A lot of business schools adopt slogans crafted to appeal to future masters of the universe, but the University of Rochester’s Simon Business School is taking a different approach. Its new tagline seems like something that out of the mouth of a Marine drill sergeant. “Toughen Up.”
The marketing message, unveiled Oct. 14, is being described by school officials as unapologetically honest about today’s business challenges. It’s a departure from the aspirational messages found at many top business schools, says Richard Moon, founder of Moon Brand, a branding company in Rochester, N.Y. that was charged with creating the school’s new message.
Recently, University of Pennsylvania’s Wharton School and Northwestern University’s Kellogg School of Management launched their own rebranding efforts to gain attention. Simon added its tagline to the mix that includes Wharton’s “Knowledge for action,” Kellogg’s “Think bravely…,” UNC Kenan-Flagler Business School’s “Shaping Leaders Driving Results,” and Harvard Business School’s “We educate leaders who make a difference in the world.”
Moon says Simon wanted a bold tagline that served as a message to the entire B-school community, not just a marketing ploy for potential students. His team studied the competition and immersed itself in the school—sitting in on classes, interviewing administrators, attending school-sponsored conferences, and trying out the new tagline on students to get their feedback, he says.
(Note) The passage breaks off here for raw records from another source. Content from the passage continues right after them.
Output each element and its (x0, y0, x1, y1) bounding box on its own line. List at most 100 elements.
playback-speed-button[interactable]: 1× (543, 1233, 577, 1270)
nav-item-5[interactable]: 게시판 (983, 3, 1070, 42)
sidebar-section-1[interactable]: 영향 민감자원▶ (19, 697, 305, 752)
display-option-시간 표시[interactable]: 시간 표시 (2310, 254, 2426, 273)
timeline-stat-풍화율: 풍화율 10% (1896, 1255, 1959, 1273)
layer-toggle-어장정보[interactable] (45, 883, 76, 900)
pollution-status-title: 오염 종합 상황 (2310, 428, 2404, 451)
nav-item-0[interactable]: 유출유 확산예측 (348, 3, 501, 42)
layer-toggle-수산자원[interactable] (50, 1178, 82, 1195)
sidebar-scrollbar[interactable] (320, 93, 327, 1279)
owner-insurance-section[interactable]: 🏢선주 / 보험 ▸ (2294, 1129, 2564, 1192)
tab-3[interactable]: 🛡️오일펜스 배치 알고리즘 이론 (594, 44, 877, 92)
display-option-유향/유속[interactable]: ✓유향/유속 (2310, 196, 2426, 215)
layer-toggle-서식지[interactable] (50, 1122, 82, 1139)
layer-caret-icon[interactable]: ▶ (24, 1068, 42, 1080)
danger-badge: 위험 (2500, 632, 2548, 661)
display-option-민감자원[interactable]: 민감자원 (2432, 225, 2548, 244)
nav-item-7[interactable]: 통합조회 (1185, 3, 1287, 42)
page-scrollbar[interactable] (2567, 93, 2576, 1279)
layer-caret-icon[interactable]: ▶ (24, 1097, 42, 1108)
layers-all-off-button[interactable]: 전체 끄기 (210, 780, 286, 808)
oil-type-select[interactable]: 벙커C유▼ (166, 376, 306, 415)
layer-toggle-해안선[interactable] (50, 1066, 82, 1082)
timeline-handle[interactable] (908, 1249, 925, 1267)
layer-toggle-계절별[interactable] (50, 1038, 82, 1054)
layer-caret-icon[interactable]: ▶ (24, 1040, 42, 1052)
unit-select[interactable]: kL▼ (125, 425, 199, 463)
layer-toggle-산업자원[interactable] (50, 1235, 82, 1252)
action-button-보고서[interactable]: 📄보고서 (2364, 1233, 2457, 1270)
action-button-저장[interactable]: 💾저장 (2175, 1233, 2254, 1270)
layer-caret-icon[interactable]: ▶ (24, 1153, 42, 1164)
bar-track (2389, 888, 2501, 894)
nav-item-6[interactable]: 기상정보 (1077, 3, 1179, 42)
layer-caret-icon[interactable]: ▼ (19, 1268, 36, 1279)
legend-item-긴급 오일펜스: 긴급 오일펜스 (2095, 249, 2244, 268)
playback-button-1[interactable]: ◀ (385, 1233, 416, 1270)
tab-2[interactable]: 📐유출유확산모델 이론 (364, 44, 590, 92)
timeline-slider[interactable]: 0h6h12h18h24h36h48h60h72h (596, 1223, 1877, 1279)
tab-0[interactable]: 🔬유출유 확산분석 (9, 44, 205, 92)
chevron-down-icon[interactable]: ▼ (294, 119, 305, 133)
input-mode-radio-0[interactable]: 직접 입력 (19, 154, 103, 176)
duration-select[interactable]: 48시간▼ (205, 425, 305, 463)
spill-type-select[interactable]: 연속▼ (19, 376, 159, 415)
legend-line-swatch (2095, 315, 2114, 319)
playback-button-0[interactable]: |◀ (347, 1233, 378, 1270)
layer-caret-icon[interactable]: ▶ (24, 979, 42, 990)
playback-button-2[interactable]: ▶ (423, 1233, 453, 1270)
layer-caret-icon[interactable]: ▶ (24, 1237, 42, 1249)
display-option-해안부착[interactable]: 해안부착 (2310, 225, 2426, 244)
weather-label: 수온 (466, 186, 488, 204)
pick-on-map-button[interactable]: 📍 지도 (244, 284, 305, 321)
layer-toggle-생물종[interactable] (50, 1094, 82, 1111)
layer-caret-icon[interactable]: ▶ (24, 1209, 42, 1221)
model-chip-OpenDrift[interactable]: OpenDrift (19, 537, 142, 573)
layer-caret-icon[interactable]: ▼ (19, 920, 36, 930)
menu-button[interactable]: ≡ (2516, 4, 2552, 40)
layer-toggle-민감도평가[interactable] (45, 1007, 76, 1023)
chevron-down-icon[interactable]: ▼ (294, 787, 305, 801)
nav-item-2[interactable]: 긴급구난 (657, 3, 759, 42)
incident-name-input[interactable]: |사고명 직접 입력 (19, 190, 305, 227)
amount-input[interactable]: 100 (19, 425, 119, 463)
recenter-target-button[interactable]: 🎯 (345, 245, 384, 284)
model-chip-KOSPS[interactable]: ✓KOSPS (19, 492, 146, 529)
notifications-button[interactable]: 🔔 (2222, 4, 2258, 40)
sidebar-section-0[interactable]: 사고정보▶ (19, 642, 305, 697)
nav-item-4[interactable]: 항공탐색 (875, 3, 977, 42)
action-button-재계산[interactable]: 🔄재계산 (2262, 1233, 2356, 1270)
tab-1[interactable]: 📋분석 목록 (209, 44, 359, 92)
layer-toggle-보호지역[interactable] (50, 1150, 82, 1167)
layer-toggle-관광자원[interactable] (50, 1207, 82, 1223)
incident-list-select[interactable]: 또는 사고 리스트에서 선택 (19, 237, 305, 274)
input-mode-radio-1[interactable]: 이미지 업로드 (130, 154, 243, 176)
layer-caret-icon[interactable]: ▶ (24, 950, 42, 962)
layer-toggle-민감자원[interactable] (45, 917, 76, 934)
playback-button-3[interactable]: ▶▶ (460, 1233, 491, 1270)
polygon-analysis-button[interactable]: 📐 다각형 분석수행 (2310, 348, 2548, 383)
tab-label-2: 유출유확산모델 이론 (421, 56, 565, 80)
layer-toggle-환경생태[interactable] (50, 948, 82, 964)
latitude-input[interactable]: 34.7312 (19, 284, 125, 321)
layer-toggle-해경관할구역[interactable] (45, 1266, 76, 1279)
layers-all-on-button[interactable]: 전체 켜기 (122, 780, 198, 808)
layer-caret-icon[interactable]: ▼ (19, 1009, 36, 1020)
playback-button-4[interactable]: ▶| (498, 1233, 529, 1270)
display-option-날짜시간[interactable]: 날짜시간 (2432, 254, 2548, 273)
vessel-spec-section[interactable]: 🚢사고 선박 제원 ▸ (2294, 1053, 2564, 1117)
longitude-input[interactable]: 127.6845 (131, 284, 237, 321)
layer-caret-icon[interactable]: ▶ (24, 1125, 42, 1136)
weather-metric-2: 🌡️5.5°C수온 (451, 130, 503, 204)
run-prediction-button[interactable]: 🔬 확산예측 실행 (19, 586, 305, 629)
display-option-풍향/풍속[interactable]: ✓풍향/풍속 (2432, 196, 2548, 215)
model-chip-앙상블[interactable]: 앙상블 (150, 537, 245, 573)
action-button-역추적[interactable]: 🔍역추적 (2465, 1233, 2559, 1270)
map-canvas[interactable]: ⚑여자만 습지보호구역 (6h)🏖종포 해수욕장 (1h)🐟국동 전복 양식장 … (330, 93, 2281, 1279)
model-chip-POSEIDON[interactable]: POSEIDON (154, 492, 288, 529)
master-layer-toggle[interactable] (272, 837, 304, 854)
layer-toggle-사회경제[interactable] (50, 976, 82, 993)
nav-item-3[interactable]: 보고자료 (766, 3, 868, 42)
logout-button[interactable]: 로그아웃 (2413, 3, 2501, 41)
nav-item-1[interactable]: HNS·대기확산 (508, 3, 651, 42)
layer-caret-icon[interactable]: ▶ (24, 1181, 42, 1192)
While most embraced the new message—especially alumni who said the Simon School “toughened them up”—a few were reluctant at first, says Moon. One student, he adds, said she would have been frightened to read this tagline before attending the school. But administrators and most students and alumni said they wanted a reality check in their new marketing campaign, says Moon.
“Business success is never an easy ride, so why is business education so often presented that way?” asks Keir Meisner, executive director of marketing and communications at Simon. “The promise is often to ‘shape leaders’ or ‘bring you into the world of global business.’ It all sounds a little too easy.”
Leaders at the school and Moon admit that some might misinterpret the phrase, “toughen up,” which might conjure up images of drill sergeants at boot camp. Instead, Simon administrators want educators to be like coaches training students for the Olympics, says Meisner, without any illusions about how rocky the road to gold can be.